Back in 2012, I sat down with two former Exalead engineers and they looked me square in the eyes and said they had built a search engine that was faster on mobile than anything that existed – Elastic or otherwise – and that they wanted to be for databases what Google was for web pages.
A year and a half later Algolia has moved beyond mobile, now powering web search engines for popular sites like Crunchbase, Product Hunt, and, of course, Rude List. Much of their US-based customer development has been accelerated thanks to their acceptance into the Y-Combinator program in the Silicon Valley, and Algolia announced this month that they have raised the increasingly popular Second Seed Round, with funding now totaling $2.8 Million, the most recent round having been led by Storm Ventures.
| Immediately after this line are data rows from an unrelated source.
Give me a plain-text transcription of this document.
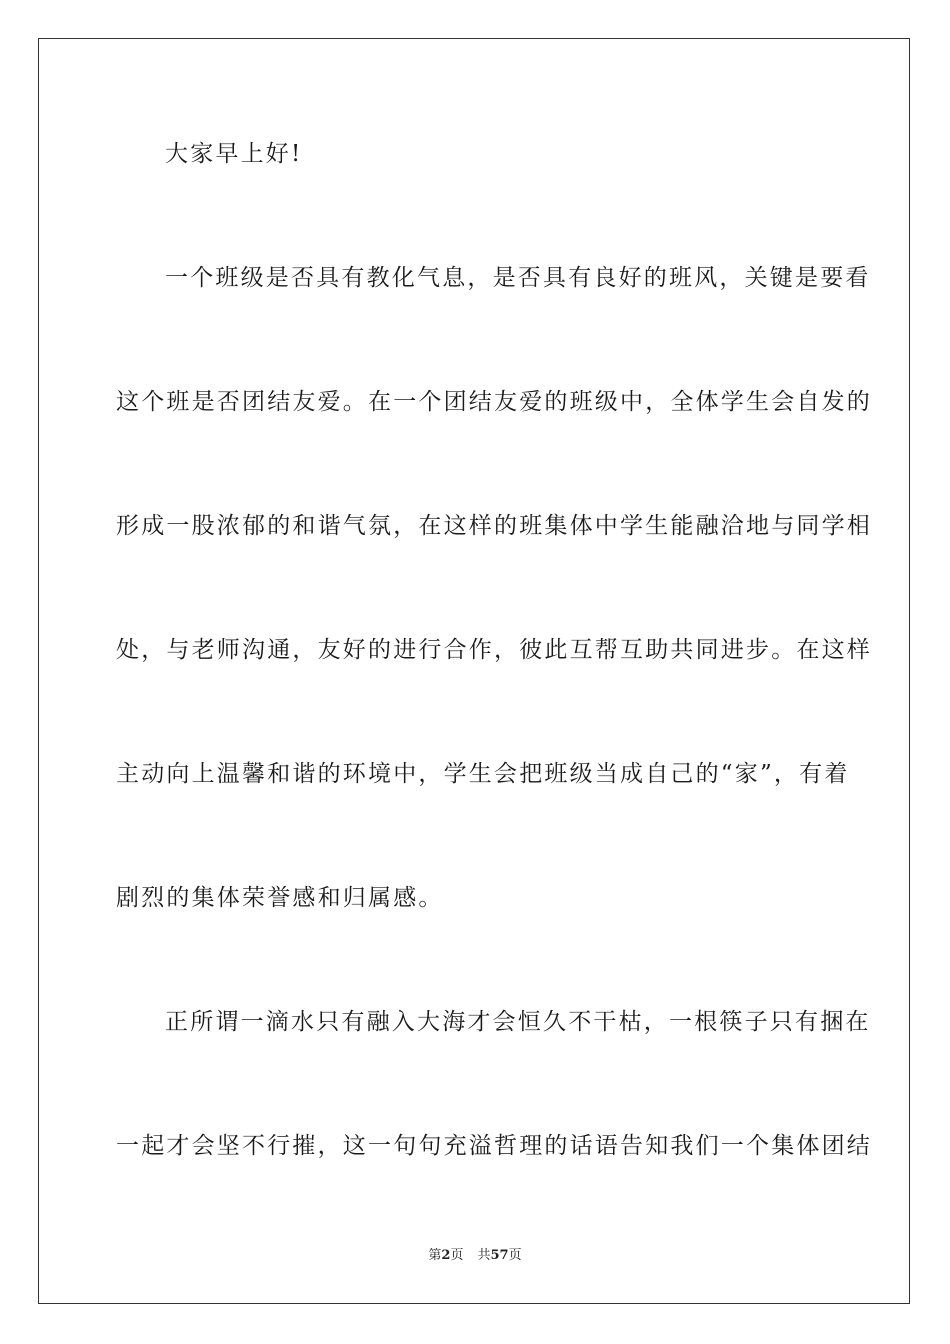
大家早上好!
一个班级是否具有教化气息，是否具有良好的班风，关键是要看
这个班是否团结友爱。在一个团结友爱的班级中，全体学生会自发的
形成一股浓郁的和谐气氛，在这样的班集体中学生能融洽地与同学相
处，与老师沟通，友好的进行合作，彼此互帮互助共同进步。在这样
主动向上温馨和谐的环境中，学生会把班级当成自己的“家”，有着
剧烈的集体荣誉感和归属感。
正所谓一滴水只有融入大海才会恒久不干枯，一根筷子只有捆在
一起才会坚不行摧，这一句句充溢哲理的话语告知我们一个集体团结
第2页 共57页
Earlier this month, speaking with Algolia’s head of Business Development Gaëtan Gachet, I mentioned that my original prediction of 2012, that the company would be bought for $100 Million by LinkedIn, still looked pretty good. Gaëtan objected, saying that acquisition for its search capacity by a large player like LinkedIn was “not in the DNA of Algolia,” and that the company planned to build out the “Search Layer” of the internet.
Building the Internet, Brick by Brick
In the last few years, Platform players have sprung up, initially around cloud hosting, but increasingly around ‘layers’ of the internet – that is, around isolated, complicated processes that make up a non-trivial part of a digital company, and are expensive to scale on your own. SendGrid/Mailjet/Mailgun have taken to the Email Layer, while Twilio has taken to the SMS/Telecommunications Layer. WordPress/Prestashop/Wix have taken to the Website-creation layer, and Algolia is eye-ing every Search Bar on the internet.
My initial concern with this was that Google had already tried to do “Powered by Google” many years ago, and, for whatever reason, they pulled out of that business (perhaps because they no longer need to be inside your website to know everything about you, or because custom Google search-bars weren’t generating enough ad revenue perhaps.
But perhaps the world is ready for a post-Google search experience – after all, search is becoming less of a priority for Google (that is, Google is no now only a piece, albeit a core piece, of their work on Android, Chromebook, wearables, etc.). In addition, the web has changed in the past 10 years – web pages are less important than databases, and Algolia is killer for database search. The idea that one search engine would have access to every database on the web – that’s a pretty powerful position.
As a product, Algolia still has a bit of development to work towards – enabling the long-tail use cases of search. Everyone wants something a little different, and Algolia can handle 98% right now, meaning that the 2% suddenly seems to be the most important. For example, custom results on a per-user basis, or the ability for each user to have a custom search experience, is a weak-point of Algolia, given that much of the legwork in producing search results is done in advance (and thus, not customizable while maintaining the blazing search speed users have come to expect).
Is there a bigger picture to managing search across every app & web page? Perhaps, though I can’t claim to see it today. What will it take to get from 100s of paying clients, where the company is today, to 1000s or hundreds of 1000s of paying clients? Well, more than $2.8 Million, that’s for sure. But also, likely a freemium offer (though Algolia has made no sign of looking to release a free, ad-driven version of their search bar). If the next 18 months are as productive as the last 18 months, though, the bigger picture will be clear pretty quickly.